A detail in the report of Hosea Grosch's final days gives the correspondence another kind of historical significance.

The letter mentions the treatment of his infected foot with a "cow-dung poultice" — a compress using fresh manure that some doctors then thought would draw out poisons from a wound. The poultice represents the first known treatment by a doctor in Nevada, said Dr. Anton Sohn, founder of the history of medicine program at the University of Nevada Medical School.

"That episode alone was an incredible addition to our knowledge of how people were treated back then," Sohn said, noting that bacteria's role in disease was still unknown. "My guess is the original infection is what killed him, but we'll never know for sure."

Eric Moody, curator of manuscripts for the Nevada Historical Society, praised Wegman for selling the letters at below their 1998 appraised value of $228,000.
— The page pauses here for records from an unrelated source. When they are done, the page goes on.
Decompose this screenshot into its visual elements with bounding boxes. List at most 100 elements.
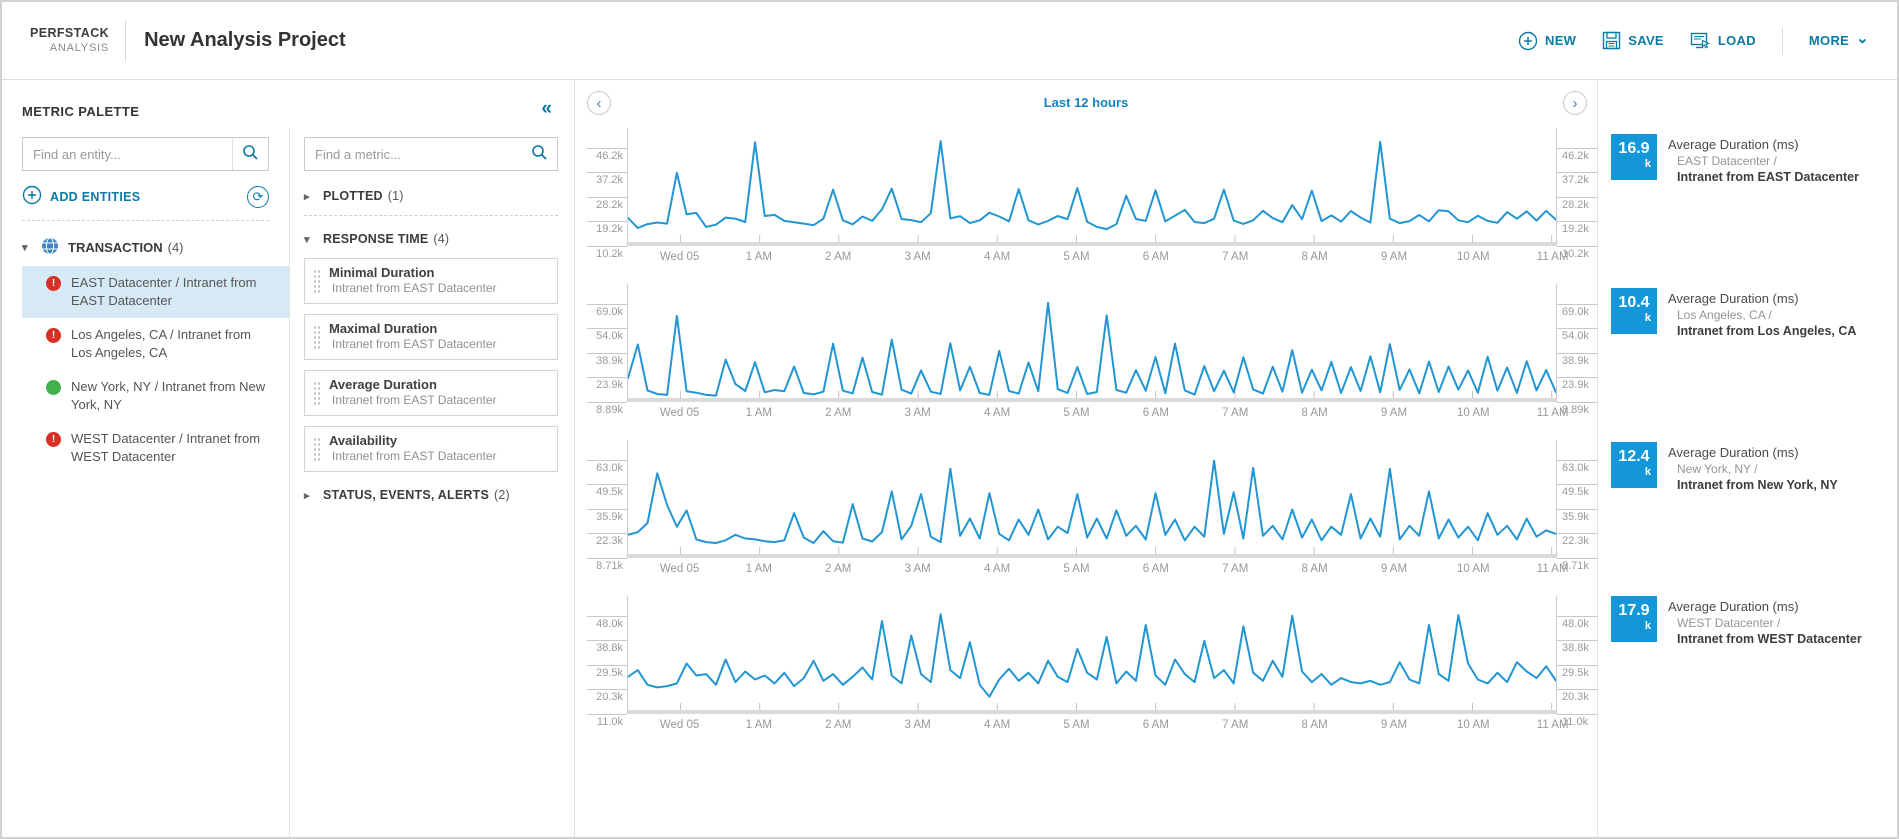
dashed-divider — [304, 215, 558, 216]
chart-legend-new-york[interactable]: 12.4 k Average Duration (ms) New York, N… — [1598, 436, 1897, 590]
entity-search-button[interactable] — [232, 138, 268, 170]
x-axis-labels: Wed 05 1 AM 2 AM 3 AM 4 AM 5 AM 6 AM 7 AM 8 AM 9 … — [627, 402, 1569, 428]
x-tick-label: 2 AM — [825, 563, 852, 575]
response-time-section-header[interactable]: ▾ RESPONSE TIME (4) — [304, 232, 450, 246]
y-axis-left: 8.71k 22.3k 35.9k 49.5k 63.0k — [587, 440, 627, 584]
collapse-palette-icon[interactable]: « — [541, 98, 552, 119]
x-tick-label: 3 AM — [904, 719, 931, 731]
legend-transaction: Intranet from New York, NY — [1677, 478, 1838, 492]
x-tick-label: 7 AM — [1222, 563, 1249, 575]
x-axis-labels: Wed 05 1 AM 2 AM 3 AM 4 AM 5 AM 6 AM 7 AM 8 AM 9 … — [627, 558, 1569, 584]
entity-search-input[interactable] — [23, 138, 232, 170]
critical-status-icon: ! — [46, 328, 61, 343]
legend-value-box: 10.4 k — [1611, 288, 1657, 334]
x-tick-label: 8 AM — [1301, 563, 1328, 575]
y-tick-label: 48.0k — [1562, 617, 1589, 630]
y-tick-label: 8.71k — [596, 560, 623, 572]
x-tick-label: Wed 05 — [659, 563, 700, 575]
y-tick-label: 69.0k — [1562, 305, 1589, 318]
y-axis-left: 10.2k 19.2k 28.2k 37.2k 46.2k — [587, 128, 627, 272]
x-tick-label: 9 AM — [1380, 407, 1408, 419]
y-tick-label: 38.8k — [1562, 642, 1589, 655]
entity-item-new-york[interactable]: New York, NY / Intranet from New York, N… — [22, 370, 289, 422]
x-tick-label: 10 AM — [1456, 407, 1490, 419]
x-tick-label: 9 AM — [1380, 251, 1408, 263]
more-button[interactable]: MORE ⌄ — [1808, 29, 1869, 49]
drag-handle-icon[interactable] — [313, 379, 320, 406]
drag-handle-icon[interactable] — [313, 435, 320, 462]
line-series — [628, 303, 1556, 396]
metric-searchbox — [304, 137, 558, 171]
metric-card-average-duration[interactable]: Average Duration Intranet from EAST Data… — [304, 370, 558, 416]
time-range-label[interactable]: Last 12 hours — [1043, 95, 1129, 110]
x-tick-label: 11 AM — [1536, 407, 1569, 419]
x-tick-label: 7 AM — [1222, 251, 1249, 263]
entity-item-east-datacenter[interactable]: ! EAST Datacenter / Intranet from EAST D… — [22, 266, 289, 318]
x-tick-label: 3 AM — [904, 563, 931, 575]
refresh-icon[interactable]: ⟳ — [247, 185, 269, 208]
y-tick-label: 20.3k — [1562, 691, 1589, 704]
chart-plot[interactable] — [627, 284, 1557, 402]
chart-plot[interactable] — [627, 440, 1557, 558]
chart-legend-east-datacenter[interactable]: 16.9 k Average Duration (ms) EAST Datace… — [1598, 128, 1897, 282]
legend-entity: Los Angeles, CA / — [1677, 308, 1772, 322]
y-tick-label: 46.2k — [1562, 149, 1589, 162]
metric-search-input[interactable] — [305, 138, 521, 170]
plotted-section-header[interactable]: ▸ PLOTTED (1) — [304, 189, 404, 203]
y-axis-right: 10.2k 19.2k 28.2k 37.2k 46.2k — [1557, 128, 1597, 272]
y-tick-label: 63.0k — [596, 461, 623, 474]
x-tick-label: 5 AM — [1063, 719, 1090, 731]
y-tick-label: 69.0k — [596, 305, 623, 318]
chart-east-datacenter: 10.2k 19.2k 28.2k 37.2k 46.2k Wed 05 1 AM 2 AM… — [575, 128, 1597, 272]
metric-card-maximal-duration[interactable]: Maximal Duration Intranet from EAST Data… — [304, 314, 558, 360]
x-tick-label: Wed 05 — [659, 407, 700, 419]
caret-down-icon[interactable]: ▾ — [22, 242, 28, 254]
x-tick-label: 8 AM — [1301, 407, 1328, 419]
main-content: METRIC PALETTE « ADD ENTITIES — [2, 80, 1897, 837]
status-events-alerts-section-header[interactable]: ▸ STATUS, EVENTS, ALERTS (2) — [304, 488, 510, 502]
time-forward-button[interactable]: › — [1563, 91, 1587, 115]
metric-card-minimal-duration[interactable]: Minimal Duration Intranet from EAST Data… — [304, 258, 558, 304]
y-tick-label: 22.3k — [1562, 535, 1589, 548]
load-button[interactable]: LOAD — [1690, 31, 1756, 50]
y-tick-label: 29.5k — [1562, 666, 1589, 679]
metric-card-availability[interactable]: Availability Intranet from EAST Datacent… — [304, 426, 558, 472]
caret-right-icon[interactable]: ▸ — [304, 190, 310, 203]
legend-metric: Average Duration (ms) — [1668, 291, 1799, 306]
legend-transaction: Intranet from WEST Datacenter — [1677, 632, 1862, 646]
new-button[interactable]: NEW — [1518, 31, 1576, 51]
chart-plot[interactable] — [627, 596, 1557, 714]
x-tick-label: 5 AM — [1063, 563, 1090, 575]
entity-item-west-datacenter[interactable]: ! WEST Datacenter / Intranet from WEST D… — [22, 422, 289, 474]
save-button[interactable]: SAVE — [1602, 31, 1664, 50]
header-divider — [125, 19, 127, 62]
entity-item-los-angeles[interactable]: ! Los Angeles, CA / Intranet from Los An… — [22, 318, 289, 370]
drag-handle-icon[interactable] — [313, 267, 320, 294]
chart-legend-west-datacenter[interactable]: 17.9 k Average Duration (ms) WEST Datace… — [1598, 590, 1897, 744]
app-header: PERFSTACK ANALYSIS New Analysis Project … — [2, 2, 1897, 80]
metric-search-button[interactable] — [521, 138, 557, 170]
y-tick-label: 35.9k — [596, 510, 623, 523]
y-axis-right: 8.71k 22.3k 35.9k 49.5k 63.0k — [1557, 440, 1597, 584]
group-count: (4) — [167, 240, 184, 255]
y-tick-label: 29.5k — [596, 666, 623, 679]
add-entities-button[interactable]: ADD ENTITIES — [22, 185, 140, 208]
y-tick-label: 37.2k — [596, 174, 623, 187]
legend-entity: New York, NY / — [1677, 462, 1758, 476]
x-tick-label: 10 AM — [1456, 719, 1490, 731]
transaction-group-header[interactable]: ▾ TRANSACTION (4) — [22, 237, 269, 258]
chart-plot[interactable] — [627, 128, 1557, 246]
x-axis-labels: Wed 05 1 AM 2 AM 3 AM 4 AM 5 AM 6 AM 7 AM 8 AM 9 … — [627, 714, 1569, 740]
line-series — [628, 614, 1556, 696]
caret-right-icon[interactable]: ▸ — [304, 489, 310, 502]
legend-metric: Average Duration (ms) — [1668, 137, 1799, 152]
x-tick-label: 4 AM — [983, 563, 1011, 575]
chart-legend-los-angeles[interactable]: 10.4 k Average Duration (ms) Los Angeles… — [1598, 282, 1897, 436]
x-tick-label: 4 AM — [983, 407, 1011, 419]
time-back-button[interactable]: ‹ — [587, 91, 611, 115]
y-axis-left: 8.89k 23.9k 38.9k 54.0k 69.0k — [587, 284, 627, 428]
drag-handle-icon[interactable] — [313, 323, 320, 350]
search-icon — [531, 144, 548, 164]
caret-down-icon[interactable]: ▾ — [304, 233, 310, 246]
x-tick-label: 11 AM — [1536, 563, 1569, 575]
Wegman said he could have offered the letters to the collections at Eastern universities, but he wanted them to go "home" to an institution that would make them more accessible to scholars. The Nevada Historical Society plans to publish them.

"This is my family's legacy," said Wegman, a graphic artist for a label printer. "These brothers worked so hard for so little return and to end up in such a Greek tragedy, it's just absolutely amazing to me."